Cuando se instaló la Corte Constitucional en 1992, después de haber sido creada por la Constitución de 1991, había grandes expectativas sobre su desempeño. Para unos se trataba de una institución innecesaria. Para otros representó uno de los avances más importantes en materia de control constitucional.
Con la carta garantista aprobada por la Constituyente el enfoque del derecho constitucional colombiano debía ampliarse. Las dos primeras tandas de magistrados que conformaron la Corte probaron sus bondades. La jurisprudencia producida entre 1992 y el 2002 fue avanzada. La Corte cuidó la integridad de la Constitución; fue una época brillante de esa jurisdicción. A través de sus sentencias, de sus profundos y rigurosos fallos, el Tribunal llenó de contenido los derechos; dilucidó asuntos espinosos como la posibilidad de admitir tutelas contra providencias judiciales, estableció límites y fijó criterios para comprender el significado del libre desarrollo de la personalidad; fue arriesgada y trazó el camino para que la ciudadanía se apropiara, ejerciera y defendiera sus garantías fundamentales y dio alcance a los derechos de tercera generación. Esa Corte dio una lección sobre lo que significa interpretar la ley fundamental, apelando, cuando es necesario, al espíritu del constituyente.
Los magistrados de aquella época representaban diferentes escuelas de pensamiento. Sus debates alrededor de asuntos controversiales resultaron de altísimo valor intelectual. Los fundamentos filosóficos y jurídicos que soportaron cada decisión fueron estudiados por la academia, que analizó el nuevo derecho que surgía para darle vida al Estado Social de Derecho.

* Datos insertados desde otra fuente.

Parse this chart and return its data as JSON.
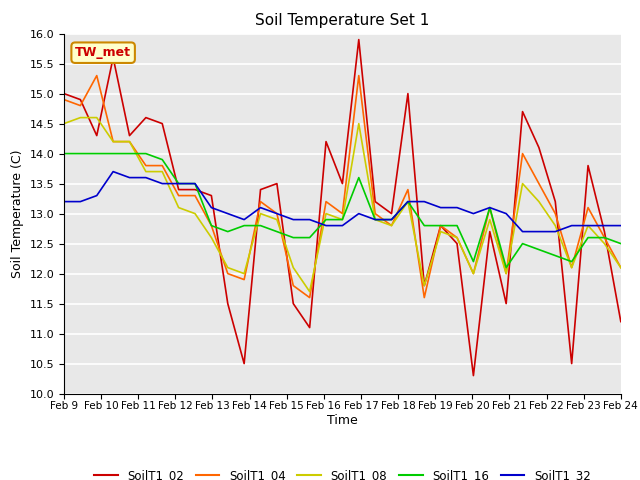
{
  "title": "Soil Temperature Set 1",
  "xlabel": "Time",
  "ylabel": "Soil Temperature (C)",
  "ylim": [
    10.0,
    16.0
  ],
  "yticks": [
    10.0,
    10.5,
    11.0,
    11.5,
    12.0,
    12.5,
    13.0,
    13.5,
    14.0,
    14.5,
    15.0,
    15.5,
    16.0
  ],
  "bg_color": "#e8e8e8",
  "annotation_text": "TW_met",
  "annotation_bg": "#ffffcc",
  "annotation_border": "#cc8800",
  "series_colors": {
    "SoilT1_02": "#cc0000",
    "SoilT1_04": "#ff6600",
    "SoilT1_08": "#cccc00",
    "SoilT1_16": "#00cc00",
    "SoilT1_32": "#0000cc"
  },
  "x_labels": [
    "Feb 9",
    "Feb 10",
    "Feb 11",
    "Feb 12",
    "Feb 13",
    "Feb 14",
    "Feb 15",
    "Feb 16",
    "Feb 17",
    "Feb 18",
    "Feb 19",
    "Feb 20",
    "Feb 21",
    "Feb 22",
    "Feb 23",
    "Feb 24"
  ],
  "SoilT1_02": [
    15.0,
    14.9,
    14.3,
    15.6,
    14.3,
    14.6,
    14.5,
    13.4,
    13.4,
    13.3,
    11.5,
    10.5,
    13.4,
    13.5,
    11.5,
    11.1,
    14.2,
    13.5,
    15.9,
    13.2,
    13.0,
    15.0,
    11.8,
    12.8,
    12.5,
    10.3,
    12.7,
    11.5,
    14.7,
    14.1,
    13.2,
    10.5,
    13.8,
    12.7,
    11.2
  ],
  "SoilT1_04": [
    14.9,
    14.8,
    15.3,
    14.2,
    14.2,
    13.8,
    13.8,
    13.3,
    13.3,
    12.8,
    12.0,
    11.9,
    13.2,
    13.0,
    11.8,
    11.6,
    13.2,
    13.0,
    15.3,
    13.0,
    12.8,
    13.4,
    11.6,
    12.8,
    12.6,
    12.0,
    13.1,
    12.0,
    14.0,
    13.5,
    13.0,
    12.1,
    13.1,
    12.6,
    12.1
  ],
  "SoilT1_08": [
    14.5,
    14.6,
    14.6,
    14.2,
    14.2,
    13.7,
    13.7,
    13.1,
    13.0,
    12.6,
    12.1,
    12.0,
    13.0,
    12.9,
    12.1,
    11.7,
    13.0,
    12.9,
    14.5,
    12.9,
    12.8,
    13.2,
    11.8,
    12.7,
    12.6,
    12.0,
    12.9,
    12.0,
    13.5,
    13.2,
    12.8,
    12.1,
    12.8,
    12.5,
    12.1
  ],
  "SoilT1_16": [
    14.0,
    14.0,
    14.0,
    14.0,
    14.0,
    14.0,
    13.9,
    13.5,
    13.5,
    12.8,
    12.7,
    12.8,
    12.8,
    12.7,
    12.6,
    12.6,
    12.9,
    12.9,
    13.6,
    12.9,
    12.9,
    13.2,
    12.8,
    12.8,
    12.8,
    12.2,
    13.1,
    12.1,
    12.5,
    12.4,
    12.3,
    12.2,
    12.6,
    12.6,
    12.5
  ],
  "SoilT1_32": [
    13.2,
    13.2,
    13.3,
    13.7,
    13.6,
    13.6,
    13.5,
    13.5,
    13.5,
    13.1,
    13.0,
    12.9,
    13.1,
    13.0,
    12.9,
    12.9,
    12.8,
    12.8,
    13.0,
    12.9,
    12.9,
    13.2,
    13.2,
    13.1,
    13.1,
    13.0,
    13.1,
    13.0,
    12.7,
    12.7,
    12.7,
    12.8,
    12.8,
    12.8,
    12.8
  ]
}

Pero la Corte Constitucional no fue ajena a la politización de la justicia. El sistema de selección de quienes conforman los órganos de la rama judicial y de control pervirtió la esencia de la corporación.
Con el tiempo, esto tuvo repercusiones en los pronunciamientos y en la manera en que la Corte se relacionaba con los poderes del Estado y con los órganos de la rama. En no pocas ocasiones, la Corte aprobó providencias con criterio farandulero y politiquero más que jurídico. Aquel órgano que defendió la norma constitucional, que comprendió el espíritu del constituyente y que interpretó la carta fundamental, fue perdiendo brillo y desviando el rumbo. Más que proteger, ahora la Corte pretende legislar, modificar e incluso contrariar la Constitución. En este embeleco por figurar y adoptar posiciones políticas ha dejado ver que sus discusiones no se dan alrededor de las escuelas de pensamiento. Los enfrentamientos y alianzas surgen a propósito de estrategias para apoyar candidaturas de diversa índole.
Hoy queda poco del rigor y pulcritud que caracterizaron las actuaciones iniciales. Ha llegado incluso, como se vio recientemente, a admitir una demanda ciudadana contra un documento sobre el que no tiene competencia.
Publicar un auto admisorio de una demanda contra el documento que firmaron el Gobierno y las Farc en 2012 evidencia un ánimo oportunista, además de ser una aberración jurídica. Que la Corte sea noticia porque invita a las cabecillas de las Farc a participar en una audiencia pública, cuando no han entregado las armas, siguen delinquiendo, no reconocen sus billonarios recursos y extorsionan con el argumento de que se trata del ‘impuesto para la paz’, es inaudito.
Como nunca, el país requiere que su Corte Constitucional vuelva a actuar con la dignidad y majestad que la caracterizaron en sus años mozos. Quienes al interior de esta tienen las calidades y la grandeza para hacerlo, deben buscar la manera de que la corporación recupere su norte.